The E-4B National Airborne Operations Center, sometimes called the “Doomsday” plane because it is meant to withstand a nuclear attack and keep the government running from the air during a crisis, has been flying since the 1970s. The Air Force has been contemplating a replacement since 2019.
However, the search for the replacement, dubbed the Survivable Airborne Operations Center, has been delayed several times, and the Air Force said in early 2022 that the program is still “in the very early stages of development.”
In its 2023 budget request, the Air Force asked for some $203 million in research, development, testing, and evaluation for the SAOC, up from roughly $95 million in 2022 and $50 million in 2021. And in the years ahead, funding is expected to grow, projected in the Future Years Defense Program to swell to nearly $610 million in 2024 and $856 million in 2025.
The HASC subpanel on strategic forces, however, is “concerned” by what it sees as slow progress and by the E-4’s “availability and capability,” it wrote in its mark of the 2023 NDAA.
To do something about it, the subcommittee is proposes requiring report from the Air Force on its plan to sustain the NAOC and field the SAOC.
“This is a continuing concern based off of how long it’s taken to get a replacement program on record. So, at this point, we’re concerned about how long the NAOC is going to be able to hold on and when the SAOC is actually going to be up and in place,” a committee aide told reporters in a background briefing June 7. “So that is just kind of continuing to want to get more information from the Air Force about when that capability is, what its characteristics are for the SAOC, and also what the transition plan is and how we’re going to sustain the NAOC as long as we need it.”

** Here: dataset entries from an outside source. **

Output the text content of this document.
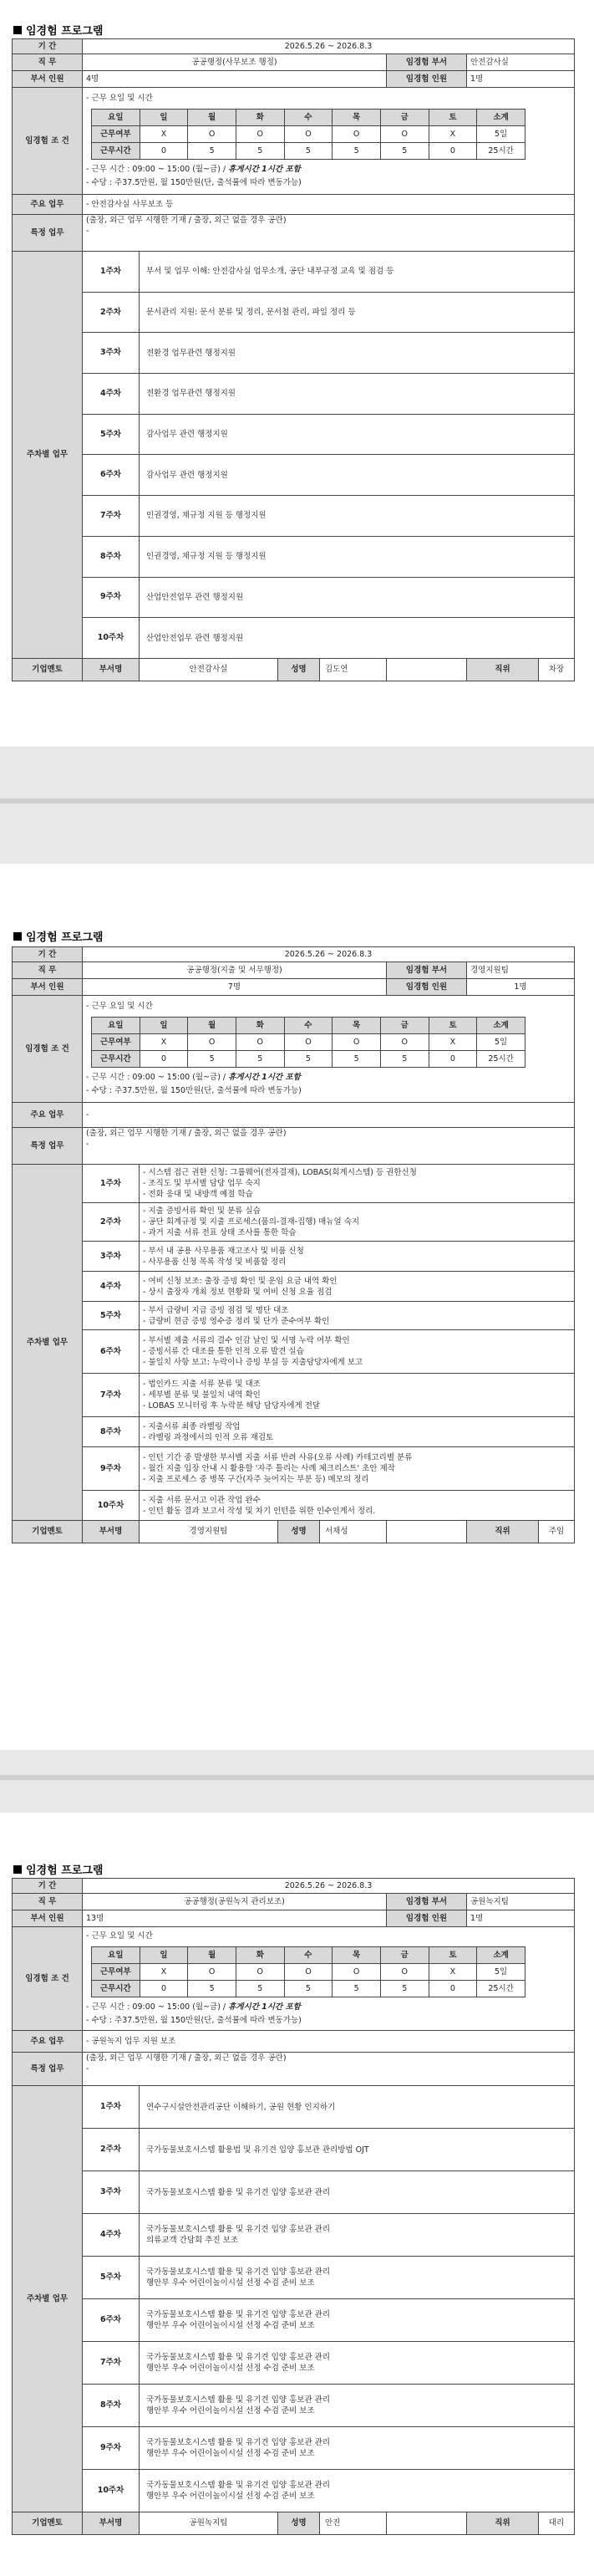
임경험 프로그램
기 간	2026.5.26 ~ 2026.8.3
직 무	공공행정(사무보조 행정)	임경험 부서	안전감사실
부서 인원	4명	임경험 인원	1명
임경험 조 건	
- 근무 요일 및 시간
요일	일	월	화	수	목	금	토	소계
근무여부	X	O	O	O	O	O	X	5일
근무시간	0	5	5	5	5	5	0	25시간
- 근무 시간 : 09:00 ~ 15:00 (월~금) / 휴게시간 1시간 포함
- 수당 : 주37.5만원, 월 150만원(단, 출석률에 따라 변동가능)

주요 업무	- 안전감사실 사무보조 등
특정 업무	
(출장, 외근 업무 시행한 기재 / 출장, 외근 없을 경우 공란)
-

주차별 업무	1주차	부서 및 업무 이해: 안전감사실 업무소개, 공단 내부규정 교육 및 점검 등

2주차	문서관리 지원: 문서 분류 및 정리, 문서철 관리, 파일 정리 등

3주차	전환경 업무관련 행정지원

4주차	전환경 업무관련 행정지원

5주차	감사업무 관련 행정지원

6주차	감사업무 관련 행정지원

7주차	인권경영, 채규정 지원 등 행정지원

8주차	인권경영, 채규정 지원 등 행정지원

9주차	산업안전업무 관련 행정지원

10주차	산업안전업무 관련 행정지원

기업멘토	부서명	안전감사실	성명	김도연		직위	차장
임경험 프로그램
기 간	2026.5.26 ~ 2026.8.3
직 무	공공행정(지출 및 서무행정)	임경험 부서	경영지원팀
부서 인원	7명	임경험 인원	1명
임경험 조 건	
- 근무 요일 및 시간
요일	일	월	화	수	목	금	토	소계
근무여부	X	O	O	O	O	O	X	5일
근무시간	0	5	5	5	5	5	0	25시간
- 근무 시간 : 09:00 ~ 15:00 (월~금) / 휴게시간 1시간 포함
- 수당 : 주37.5만원, 월 150만원(단, 출석률에 따라 변동가능)

주요 업무	-
특정 업무	
(출장, 외근 업무 시행한 기재 / 출장, 외근 없을 경우 공란)
-

주차별 업무	1주차	
- 시스템 접근 권한 신청: 그룹웨어(전자결재), LOBAS(회계시스템) 등 권한신청
- 조직도 및 부서별 담당 업무 숙지
- 전화 응대 및 내방객 예절 학습

2주차	
- 지출 증빙서류 확인 및 분류 실습
- 공단 회계규정 및 지출 프로세스(품의-결재-집행) 매뉴얼 숙지
- 과거 지출 서류 전표 상태 조사를 통한 학습

3주차	
- 부서 내 공용 사무용품 재고조사 및 비품 신청
- 사무용품 신청 목록 작성 및 비품함 정리

4주차	
- 여비 신청 보조: 출장 증빙 확인 및 운임 요금 내역 확인
- 상시 출장자 개최 정보 현황화 및 여비 신청 요율 점검

5주차	
- 부서 급량비 지급 증빙 점검 및 명단 대조
- 급량비 현금 증빙 영수증 정리 및 단가 준수여부 확인

6주차	
- 부서별 제출 서류의 결수 인감 날인 및 서명 누락 여부 확인
- 증빙서류 간 대조를 통한 인적 오류 발견 실습
- 불일치 사항 보고: 누락이나 증빙 부실 등 지출담당자에게 보고

7주차	
- 법인카드 지출 서류 분류 및 대조
- 세부별 분류 및 불일치 내역 확인
- LOBAS 모니터링 후 누락분 해당 담당자에게 전달

8주차	
- 지출서류 최종 라벨링 작업
- 라벨링 과정에서의 인적 오류 재검토

9주차	
- 인턴 기간 중 발생한 부서별 지출 서류 반려 사유(오류 사례) 카테고리별 분류
- 월간 지출 입장 안내 시 활용할 '자주 틀리는 사례 체크리스트' 초안 제작
- 지출 프로세스 중 병목 구간(자주 늦어지는 부분 등) 메모의 정리

10주차	
- 지출 서류 문서고 이관 작업 완수
- 인턴 활동 결과 보고서 작성 및 차기 인턴을 위한 인수인계서 정리.

기업멘토	부서명	경영지원팀	성명	서채성		직위	주임
임경험 프로그램
기 간	2026.5.26 ~ 2026.8.3
직 무	공공행정(공원녹지 관리보조)	임경험 부서	공원녹지팀
부서 인원	13명	임경험 인원	1명
임경험 조 건	
- 근무 요일 및 시간
요일	일	월	화	수	목	금	토	소계
근무여부	X	O	O	O	O	O	X	5일
근무시간	0	5	5	5	5	5	0	25시간
- 근무 시간 : 09:00 ~ 15:00 (월~금) / 휴게시간 1시간 포함
- 수당 : 주37.5만원, 월 150만원(단, 출석률에 따라 변동가능)

주요 업무	- 공원녹지 업무 지원 보조
특정 업무	
(출장, 외근 업무 시행한 기재 / 출장, 외근 없을 경우 공란)
-

주차별 업무	1주차	연수구시설안전관리공단 이해하기, 공원 현황 인지하기

2주차	국가동물보호시스템 활용법 및 유기견 입양 홍보관 관리방법 OJT

3주차	국가동물보호시스템 활용 및 유기견 입양 홍보관 관리

4주차	
국가동물보호시스템 활용 및 유기견 입양 홍보관 관리
의류교객 간담회 추진 보조

5주차	
국가동물보호시스템 활용 및 유기견 입양 홍보관 관리
행안부 우수 어린이놀이시설 선정 수검 준비 보조

6주차	
국가동물보호시스템 활용 및 유기견 입양 홍보관 관리
행안부 우수 어린이놀이시설 선정 수검 준비 보조

7주차	
국가동물보호시스템 활용 및 유기견 입양 홍보관 관리
행안부 우수 어린이놀이시설 선정 수검 준비 보조

8주차	
국가동물보호시스템 활용 및 유기견 입양 홍보관 관리
행안부 우수 어린이놀이시설 선정 수검 준비 보조

9주차	
국가동물보호시스템 활용 및 유기견 입양 홍보관 관리
행안부 우수 어린이놀이시설 선정 수검 준비 보조

10주차	
국가동물보호시스템 활용 및 유기견 입양 홍보관 관리
행안부 우수 어린이놀이시설 선정 수검 준비 보조

기업멘토	부서명	공원녹지팀	성명	안진		직위	대리
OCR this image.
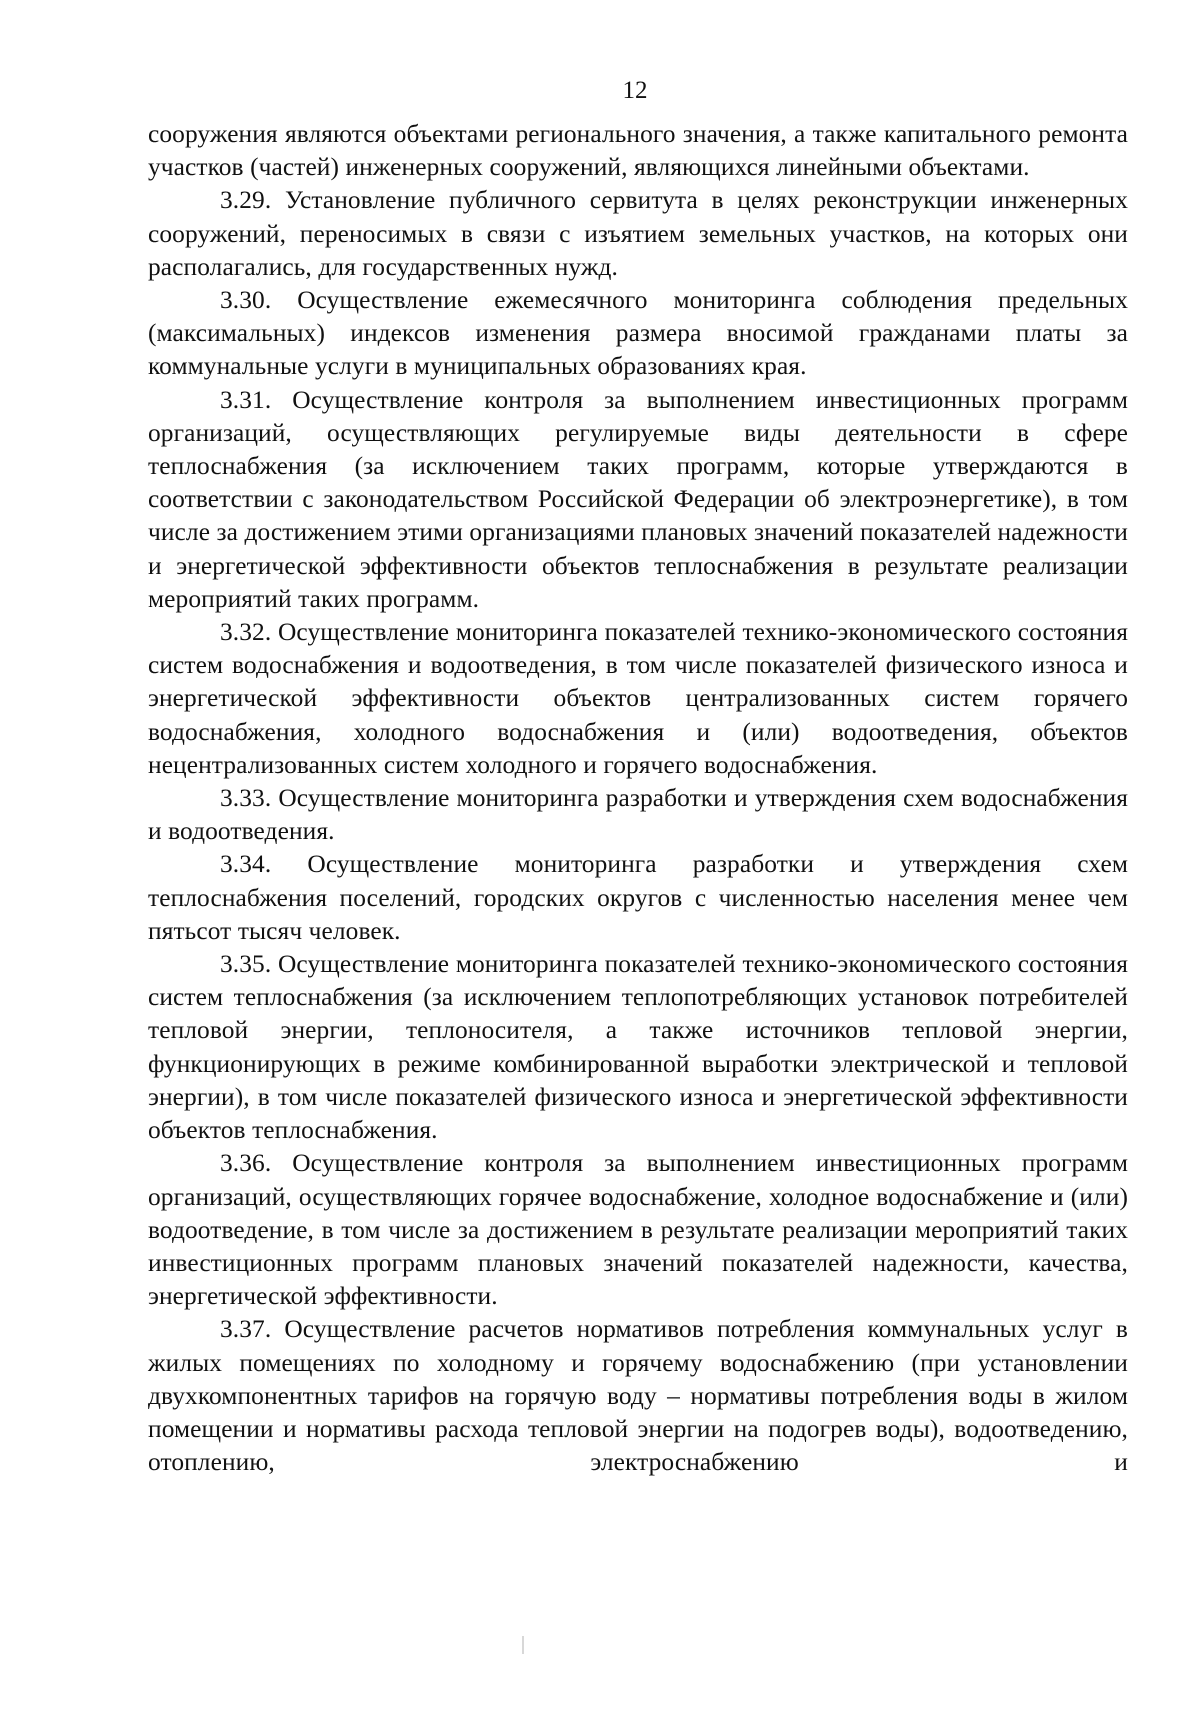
12

сооружения являются объектами регионального значения, а также капитального ремонта участков (частей) инженерных сооружений, являющихся линейными объектами.

3.29. Установление публичного сервитута в целях реконструкции инженерных сооружений, переносимых в связи с изъятием земельных участков, на которых они располагались, для государственных нужд.

3.30. Осуществление ежемесячного мониторинга соблюдения предельных (максимальных) индексов изменения размера вносимой гражданами платы за коммунальные услуги в муниципальных образованиях края.

3.31. Осуществление контроля за выполнением инвестиционных программ организаций, осуществляющих регулируемые виды деятельности в сфере теплоснабжения (за исключением таких программ, которые утверждаются в соответствии с законодательством Российской Федерации об электроэнергетике), в том числе за достижением этими организациями плановых значений показателей надежности и энергетической эффективности объектов теплоснабжения в результате реализации мероприятий таких программ.

3.32. Осуществление мониторинга показателей технико-экономического состояния систем водоснабжения и водоотведения, в том числе показателей физического износа и энергетической эффективности объектов централизованных систем горячего водоснабжения, холодного водоснабжения и (или) водоотведения, объектов нецентрализованных систем холодного и горячего водоснабжения.

3.33. Осуществление мониторинга разработки и утверждения схем водоснабжения и водоотведения.

3.34. Осуществление мониторинга разработки и утверждения схем теплоснабжения поселений, городских округов с численностью населения менее чем пятьсот тысяч человек.

3.35. Осуществление мониторинга показателей технико-экономического состояния систем теплоснабжения (за исключением теплопотребляющих установок потребителей тепловой энергии, теплоносителя, а также источников тепловой энергии, функционирующих в режиме комбинированной выработки электрической и тепловой энергии), в том числе показателей физического износа и энергетической эффективности объектов теплоснабжения.

3.36. Осуществление контроля за выполнением инвестиционных программ организаций, осуществляющих горячее водоснабжение, холодное водоснабжение и (или) водоотведение, в том числе за достижением в результате реализации мероприятий таких инвестиционных программ плановых значений показателей надежности, качества, энергетической эффективности.

3.37. Осуществление расчетов нормативов потребления коммунальных услуг в жилых помещениях по холодному и горячему водоснабжению (при установлении двухкомпонентных тарифов на горячую воду – нормативы потребления воды в жилом помещении и нормативы расхода тепловой энергии на подогрев воды), водоотведению, отоплению, электроснабжению и
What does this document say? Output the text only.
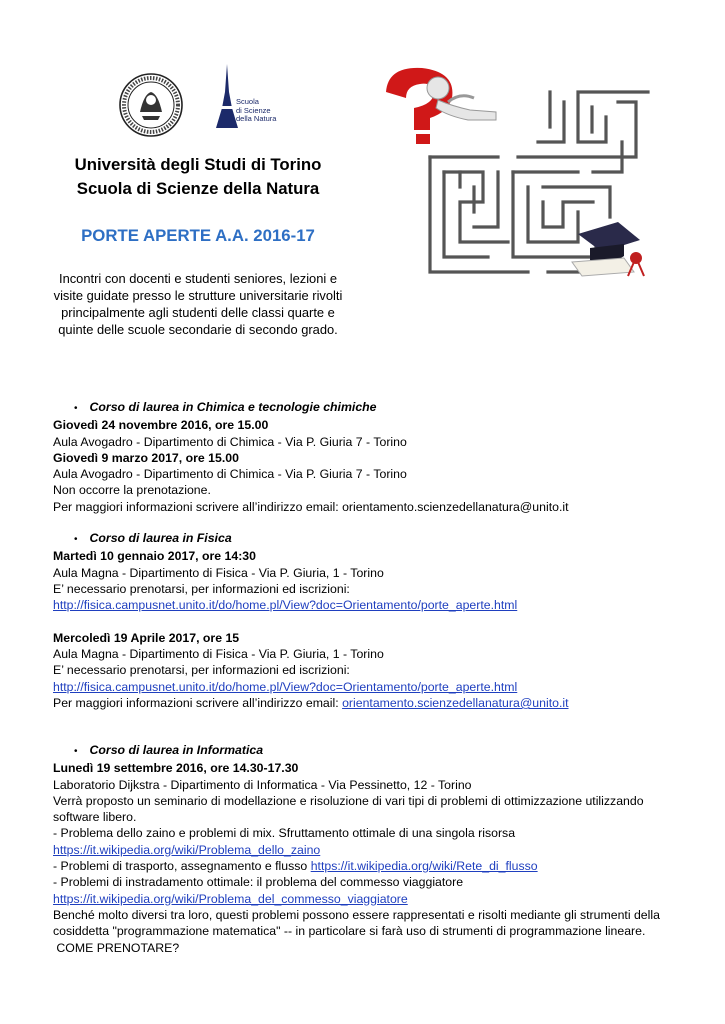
Scuola
di Scienze
della Natura
Università degli Studi di Torino
Scuola di Scienze della Natura
PORTE APERTE A.A. 2016-17
Incontri con docenti e studenti seniores, lezioni e
visite guidate presso le strutture universitarie rivolti
principalmente agli studenti delle classi quarte e
quinte delle scuole secondarie di secondo grado.
• Corso di laurea in Chimica e tecnologie chimiche
Giovedì 24 novembre 2016, ore 15.00
Aula Avogadro - Dipartimento di Chimica - Via P. Giuria 7 - Torino
Giovedì 9 marzo 2017, ore 15.00
Aula Avogadro - Dipartimento di Chimica - Via P. Giuria 7 - Torino
Non occorre la prenotazione.
Per maggiori informazioni scrivere all’indirizzo email: orientamento.scienzedellanatura@unito.it
• Corso di laurea in Fisica
Martedì 10 gennaio 2017, ore 14:30
Aula Magna - Dipartimento di Fisica - Via P. Giuria, 1 - Torino
E’ necessario prenotarsi, per informazioni ed iscrizioni:
http://fisica.campusnet.unito.it/do/home.pl/View?doc=Orientamento/porte_aperte.html
Mercoledì 19 Aprile 2017, ore 15
Aula Magna - Dipartimento di Fisica - Via P. Giuria, 1 - Torino
E’ necessario prenotarsi, per informazioni ed iscrizioni:
http://fisica.campusnet.unito.it/do/home.pl/View?doc=Orientamento/porte_aperte.html
Per maggiori informazioni scrivere all’indirizzo email: orientamento.scienzedellanatura@unito.it
• Corso di laurea in Informatica
Lunedì 19 settembre 2016, ore 14.30-17.30
Laboratorio Dijkstra - Dipartimento di Informatica - Via Pessinetto, 12 - Torino
Verrà proposto un seminario di modellazione e risoluzione di vari tipi di problemi di ottimizzazione utilizzando
software libero.
- Problema dello zaino e problemi di mix. Sfruttamento ottimale di una singola risorsa
https://it.wikipedia.org/wiki/Problema_dello_zaino
- Problemi di trasporto, assegnamento e flusso https://it.wikipedia.org/wiki/Rete_di_flusso
- Problemi di instradamento ottimale: il problema del commesso viaggiatore
https://it.wikipedia.org/wiki/Problema_del_commesso_viaggiatore
Benché molto diversi tra loro, questi problemi possono essere rappresentati e risolti mediante gli strumenti della
cosiddetta "programmazione matematica" -- in particolare si farà uso di strumenti di programmazione lineare.
COME PRENOTARE?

Another aide noted bipartisan interest in getting more information on the issue.
Air Force Safety Command
Another area of bipartisan interest is safety. Congress included a number of safety provisions in the 2022 NDAA, including the creation of a DOD-wide safety council.
Accidents involving military vehicles, especially in training, have accounted for thousands of military deaths in the past several decades, research has found, leading to Congressional hearings on the topic.
Now, the House Armed Services readiness subcommittee is looking to expand its safety efforts in the 2023 NDAA, including a mandate in its markup that would require the Air Force to establish an Air Force Safety Command, led by at least a two-star general.
Air Force Safety Command would be responsible for “the formulation of safety policy, the development of risk management strategies, the monitoring of risk adjudication processes, [and] the provision of safety-related training,” according to the bill’s language. It does not, however, clarify whether the Safety Command would be equivalent to the Air Force’s major commands.
At the moment, the Department of the Air Force has the Air Force Safety Center, which “develops, implements, executes and evaluates Department of the Air Force aviation, occupational, weapons, space and system mishap prevention and nuclear surety programs and policy.” The center is commanded by a two-star—currently, it is Maj. Gen. Jeannie M. Leavitt. Included in the NDAA markup is a provision that elements such as the Safety Center be transferred to the new Safety Command.
The Naval Safety Center has already transitioned to become the Naval Safety Command, providing it with increased authorities.